Supreme Court rules Nevada payday lenders can’t sue borrowers for second loan


Nevada’s highest court has ruled that payday lenders cannot sue borrowers who contract and default on secondary loans used to pay off the balance of an original high-interest loan.

In a reversal of a state district court ruling, the Nevada Supreme Court ruled in a 6-1 opinion in December that high-interest lenders cannot bring civil suits against borrowers who take out a second loan to repay a first defaulting loan. loan at interest.

Lawyers said the ruling is a victory for low-income people and will help them avoid getting trapped on the “debt conveyor belt,” where individuals take out additional loans to pay off an initial loan, but are then trapped in a cycle of indebtedness, which can often lead to lawsuits and possibly wage garnishment – a court-ordered pay cut going to interest or principal payments on a loan.

“This is a very good result for consumers,” said Tennille Pereira, consumer lawyer at the Legal Aid Center of Southern Nevada. “It’s one thing to be on the debt treadmill, it’s another to be on the garnishment treadmill.”

The court ruling focused on a specific area of ​​Nevada’s high interest loan laws – which, under a 2005 state law, include all loans made above 40% d ‘interest and have a multitude of regulations on loan repayment and renewal.
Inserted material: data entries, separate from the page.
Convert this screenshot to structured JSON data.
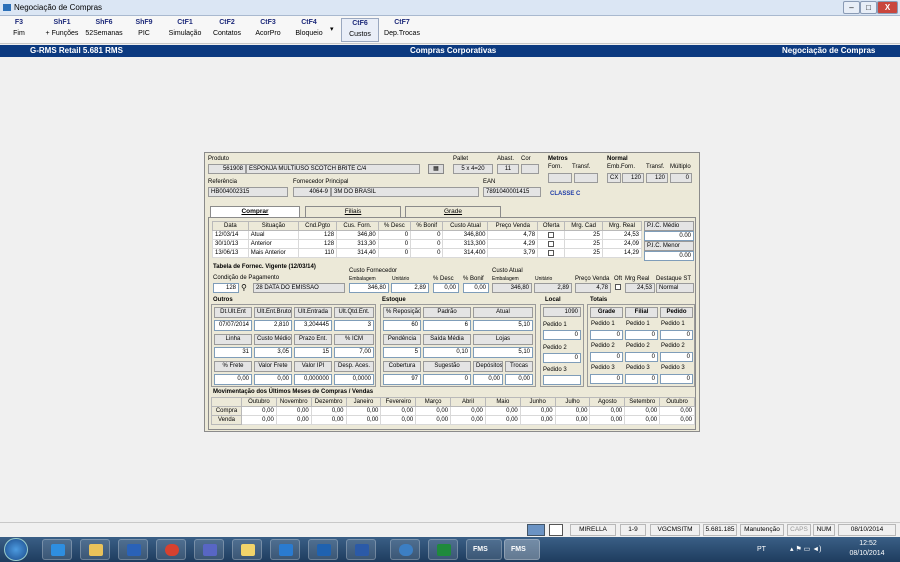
{
  "window": {
    "title": "Negociação de Compras",
    "min": "–",
    "max": "□",
    "close": "X"
  },
  "toolbar": [
    {
      "key": "F3",
      "label": "Fim"
    },
    {
      "key": "ShF1",
      "label": "+ Funções"
    },
    {
      "key": "ShF6",
      "label": "52Semanas"
    },
    {
      "key": "ShF9",
      "label": "PIC"
    },
    {
      "key": "CtF1",
      "label": "Simulação"
    },
    {
      "key": "CtF2",
      "label": "Contatos"
    },
    {
      "key": "CtF3",
      "label": "AcorPro"
    },
    {
      "key": "CtF4",
      "label": "Bloqueio"
    },
    {
      "key": "CtF6",
      "label": "Custos"
    },
    {
      "key": "CtF7",
      "label": "Dep.Trocas"
    }
  ],
  "header": {
    "left": "G-RMS Retail 5.681 RMS",
    "center": "Compras Corporativas",
    "right": "Negociação de Compras"
  },
  "product": {
    "produto_label": "Produto",
    "codigo": "561908",
    "descricao": "ESPONJA MULTIUSO SCOTCH BRITE C/4",
    "pallet_label": "Pallet",
    "pallet": "5 x 4=20",
    "abast_label": "Abast.",
    "abast": "11",
    "cor_label": "Cor",
    "cor": "",
    "referencia_label": "Referência",
    "referencia": "HB004002315",
    "fornecedor_label": "Fornecedor Principal",
    "fornecedor_cod": "4064-9",
    "fornecedor_nome": "3M DO BRASIL",
    "ean_label": "EAN",
    "ean": "7891040001415",
    "metros_label": "Metros",
    "forn_label": "Forn.",
    "transf_label": "Transf.",
    "normal_label": "Normal",
    "emb_forn_label": "Emb.Forn.",
    "transf2_label": "Transf.",
    "multiplo_label": "Múltiplo",
    "emb_un": "CX",
    "emb_forn": "120",
    "transf": "120",
    "multiplo": "0",
    "classe": "CLASSE C"
  },
  "tabs": [
    "Comprar",
    "Filiais",
    "Grade"
  ],
  "history": {
    "columns": [
      "Data",
      "Situação",
      "Cnd.Pgto",
      "Cus. Forn.",
      "% Desc",
      "% Bonif",
      "Custo Atual",
      "Preço Venda",
      "Oferta",
      "Mrg. Cad",
      "Mrg. Real"
    ],
    "rows": [
      [
        "12/03/14",
        "Atual",
        "128",
        "346,80",
        "0",
        "0",
        "346,800",
        "4,78",
        "",
        "25",
        "24,53"
      ],
      [
        "30/10/13",
        "Anterior",
        "128",
        "313,30",
        "0",
        "0",
        "313,300",
        "4,29",
        "",
        "25",
        "24,09"
      ],
      [
        "13/06/13",
        "Mais Anterior",
        "110",
        "314,40",
        "0",
        "0",
        "314,400",
        "3,79",
        "",
        "25",
        "14,29"
      ]
    ],
    "pic_medio_label": "P.I.C. Médio",
    "pic_medio": "0.00",
    "pic_menor_label": "P.I.C. Menor",
    "pic_menor": "0.00"
  },
  "tabela": {
    "title": "Tabela de Fornec. Vigente (12/03/14)",
    "cond_label": "Condição de Pagamento",
    "cond_cod": "128",
    "cond_desc": "28 DATA DO EMISSAO",
    "custo_forn_label": "Custo Fornecedor",
    "embalagem_label": "Embalagem",
    "unitario_label": "Unitário",
    "custo_emb": "346,80",
    "custo_unit": "2,89",
    "desc_label": "% Desc",
    "desc": "0,00",
    "bonif_label": "% Bonif",
    "bonif": "0,00",
    "custo_atual_label": "Custo Atual",
    "emb2_label": "Embalagem",
    "unit2_label": "Unitário",
    "custo_atual_emb": "346,80",
    "custo_atual_unit": "2,89",
    "preco_venda_label": "Preço Venda",
    "preco_venda": "4,78",
    "oft_label": "Oft",
    "mrg_real_label": "Mrg Real",
    "mrg_real": "24,53",
    "destaque_label": "Destaque ST",
    "destaque": "Normal"
  },
  "outros": {
    "title": "Outros",
    "r1h": [
      "Dt.Últ.Ent",
      "Últ.Ent.Bruto",
      "Últ.Entrada",
      "Últ.Qtd.Ent."
    ],
    "r1v": [
      "07/07/2014",
      "2,810",
      "3,204445",
      "3"
    ],
    "r2h": [
      "Linha",
      "Custo Médio",
      "Prazo Ent.",
      "% ICM"
    ],
    "r2v": [
      "31",
      "3,05",
      "15",
      "7,00"
    ],
    "r3h": [
      "% Frete",
      "Valor Frete",
      "Valor IPI",
      "Desp. Aces."
    ],
    "r3v": [
      "0,00",
      "0,00",
      "0,000000",
      "0,0000"
    ]
  },
  "estoque": {
    "title": "Estoque",
    "r1h": [
      "% Reposição",
      "Padrão",
      "Atual"
    ],
    "r1v": [
      "60",
      "6",
      "5,10"
    ],
    "r2h": [
      "Pendência",
      "Saída Média",
      "Lojas"
    ],
    "r2v": [
      "5",
      "0,10",
      "5,10"
    ],
    "r3h": [
      "Cobertura",
      "Sugestão",
      "Depósitos",
      "Trocas"
    ],
    "r3v": [
      "97",
      "0",
      "0,00",
      "0,00"
    ]
  },
  "local": {
    "title": "Local",
    "value": "1090",
    "p1_label": "Pedido 1",
    "p1": "0",
    "p2_label": "Pedido 2",
    "p2": "0",
    "p3_label": "Pedido 3",
    "p3": ""
  },
  "totais": {
    "title": "Totais",
    "cols": [
      "Grade",
      "Filial",
      "Pedido"
    ],
    "rows": [
      {
        "labels": [
          "Pedido 1",
          "Pedido 1",
          "Pedido 1"
        ],
        "values": [
          "0",
          "0",
          "0"
        ]
      },
      {
        "labels": [
          "Pedido 2",
          "Pedido 2",
          "Pedido 2"
        ],
        "values": [
          "0",
          "0",
          "0"
        ]
      },
      {
        "labels": [
          "Pedido 3",
          "Pedido 3",
          "Pedido 3"
        ],
        "values": [
          "0",
          "0",
          "0"
        ]
      }
    ]
  },
  "movimentacao": {
    "title": "Movimentação dos Últimos Meses de Compras / Vendas",
    "months": [
      "Outubro",
      "Novembro",
      "Dezembro",
      "Janeiro",
      "Fevereiro",
      "Março",
      "Abril",
      "Maio",
      "Junho",
      "Julho",
      "Agosto",
      "Setembro",
      "Outubro"
    ],
    "compra_label": "Compra",
    "venda_label": "Venda",
    "compra": [
      "0,00",
      "0,00",
      "0,00",
      "0,00",
      "0,00",
      "0,00",
      "0,00",
      "0,00",
      "0,00",
      "0,00",
      "0,00",
      "0,00",
      "0,00"
    ],
    "venda": [
      "0,00",
      "0,00",
      "0,00",
      "0,00",
      "0,00",
      "0,00",
      "0,00",
      "0,00",
      "0,00",
      "0,00",
      "0,00",
      "0,00",
      "0,00"
    ]
  },
  "status": [
    "MIRELLA",
    "1-9",
    "VGCMSITM",
    "5.681.185",
    "Manutenção",
    "CAPS",
    "NUM",
    "08/10/2014"
  ],
  "clock": {
    "time": "12:52",
    "date": "08/10/2014",
    "lang": "PT"
  },
  "taskbar_labels": {
    "fms1": "FMS",
    "fms2": "FMS"
  }
}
State law generally requires that high interest loans only extend for a maximum term of 35 days, after which a delinquent loan triggers a legal mechanism setting a repayment period with limits set on the payments of the state. ‘interests.
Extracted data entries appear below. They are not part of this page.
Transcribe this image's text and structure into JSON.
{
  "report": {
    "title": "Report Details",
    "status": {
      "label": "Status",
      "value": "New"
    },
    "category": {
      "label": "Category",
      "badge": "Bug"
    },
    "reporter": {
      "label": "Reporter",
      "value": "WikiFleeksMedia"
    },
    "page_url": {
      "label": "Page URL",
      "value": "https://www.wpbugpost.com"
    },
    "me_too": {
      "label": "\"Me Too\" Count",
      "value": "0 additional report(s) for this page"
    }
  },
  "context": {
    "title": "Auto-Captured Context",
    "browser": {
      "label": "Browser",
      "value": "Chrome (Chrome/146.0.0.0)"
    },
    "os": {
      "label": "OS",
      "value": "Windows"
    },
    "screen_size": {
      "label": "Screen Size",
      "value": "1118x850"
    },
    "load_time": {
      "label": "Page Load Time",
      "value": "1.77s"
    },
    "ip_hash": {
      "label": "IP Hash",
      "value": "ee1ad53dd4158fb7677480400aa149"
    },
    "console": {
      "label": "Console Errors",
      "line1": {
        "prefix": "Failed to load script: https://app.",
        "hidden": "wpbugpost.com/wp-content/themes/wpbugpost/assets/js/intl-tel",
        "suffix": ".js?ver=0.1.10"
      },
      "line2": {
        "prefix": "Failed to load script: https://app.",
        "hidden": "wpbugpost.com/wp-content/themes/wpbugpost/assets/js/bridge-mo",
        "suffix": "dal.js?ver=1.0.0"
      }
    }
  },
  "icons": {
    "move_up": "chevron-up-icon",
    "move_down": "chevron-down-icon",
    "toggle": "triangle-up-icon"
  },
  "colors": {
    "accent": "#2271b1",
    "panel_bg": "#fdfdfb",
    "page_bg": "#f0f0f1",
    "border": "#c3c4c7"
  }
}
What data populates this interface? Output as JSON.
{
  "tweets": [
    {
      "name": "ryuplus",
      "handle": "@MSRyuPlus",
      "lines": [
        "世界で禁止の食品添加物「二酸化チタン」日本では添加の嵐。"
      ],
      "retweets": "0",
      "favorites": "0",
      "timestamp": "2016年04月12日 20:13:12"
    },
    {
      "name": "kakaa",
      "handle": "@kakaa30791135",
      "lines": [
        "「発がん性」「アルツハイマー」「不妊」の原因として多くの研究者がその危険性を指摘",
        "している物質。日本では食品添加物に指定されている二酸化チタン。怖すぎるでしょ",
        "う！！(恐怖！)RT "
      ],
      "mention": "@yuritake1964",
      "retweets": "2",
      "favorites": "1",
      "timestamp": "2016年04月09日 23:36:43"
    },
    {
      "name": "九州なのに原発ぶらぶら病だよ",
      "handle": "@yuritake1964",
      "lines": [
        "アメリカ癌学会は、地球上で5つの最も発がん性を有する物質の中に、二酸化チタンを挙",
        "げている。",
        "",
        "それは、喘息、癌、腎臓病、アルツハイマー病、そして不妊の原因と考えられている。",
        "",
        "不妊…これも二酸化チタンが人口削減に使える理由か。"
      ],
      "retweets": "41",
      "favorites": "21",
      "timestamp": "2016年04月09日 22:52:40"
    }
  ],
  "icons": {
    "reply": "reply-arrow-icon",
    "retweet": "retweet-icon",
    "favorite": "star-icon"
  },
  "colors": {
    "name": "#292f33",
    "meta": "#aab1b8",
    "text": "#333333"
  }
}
But one of the exemptions in the law allows the borrower to take out another loan to meet the original amount owed, as long as it takes less than 150 days to pay it back and is capped at an interest rate. less than 200%. But the law also required that the lender “not take any civil action or alternative dispute resolution process on a delinquent loan or any plan to extend or repay it” – which in other words means bring a civil action for a delinquent loan.

George Burns, commissioner of the Nevada Financial Institutions Divisions – the state entity that regulates high interest lenders and prevails in state affairs – said his office had received at least eight verified complaints about the practice of prosecution civil claims filed for default on refinance loans. since 2015. Burns testified that Dollar Loan Center, the respondent in the case, was one of four high-interest lenders that provided refinancing loans, but was the only lender to argue before the court that he should be able to sue for overdue repayment loans.

“They will be less likely to give a loan that the consumer does not have the capacity to repay because they now know they cannot sue,” he said. “They won’t be able to garnish wages, so they have to make good loan underwriting.”

In the opinion, Supreme Court Justice James Hardesty wrote that Dollar Loan Center’s argument that the prohibition of civil suits did not meet the expressed intention of the law and that the lenders waived the right to sue borrowers over repayment plans.

“Such an interpretation would be contrary to the legislative purpose of the law and would create absurd results as it would induce licensees to perpetuate the ‘conveyor belt of debt’ by granting additional loans under paragraph 2 with a longer term. long and a much higher interest rate, which the dismissal could ultimately enforce through civil action, ”Hardesty wrote.

Dollar Loan Center, the respondent in the lawsuit, did not return the requests for comment. The company has 41 branches in Nevada.

Pereira said the civil action against borrowers repaying loans with another loan began after former Assembly member Marcus Conklin sought and received an opinion from the Office of Legislative Counsel in 2011 claiming that the restrictions on the law did not prohibit lenders from suing borrowers who defaulted on loans. She said she had appeared several clients in the face of lawsuits brought by high-interest lenders following the district court ruling in 2016, but had agreed with opposing attorney in those cases to delay legal action until the state Supreme Court has issued its decision.

Burns said his office had no plans to engage in further enforcement or regulation of loan types in light of the court ruling, and said he believed it was the final word on the matter.

“The Supreme Court ruling is the ultimate cease and desist,” he said. “That basically tells not only Dollar Loan Center but all the other lenders who might have considered this that you can’t do it.”

Despite several ambitious attempts to limit high-interest loans during the 2017 legislative session, most bills to change state law regarding these loans have been sunk either in committee or in the final hours. of the 120-day legislature – including an emergency measure by President Jason Frierson that would have required the creation of a state payday loan database.

Lawmakers approved a proposal by Democrat MP Edgar Flores to tighten the rules on so-called “title loans,” or loans made with the title of a vehicle owned by the borrower as collateral.

Payday lenders are a relatively powerful presence in the halls of the state legislature – they contract with some of the main lobbying firms as customers, and the industry has given more than $ 134,000 to state legislators during the 2016 campaign cycle.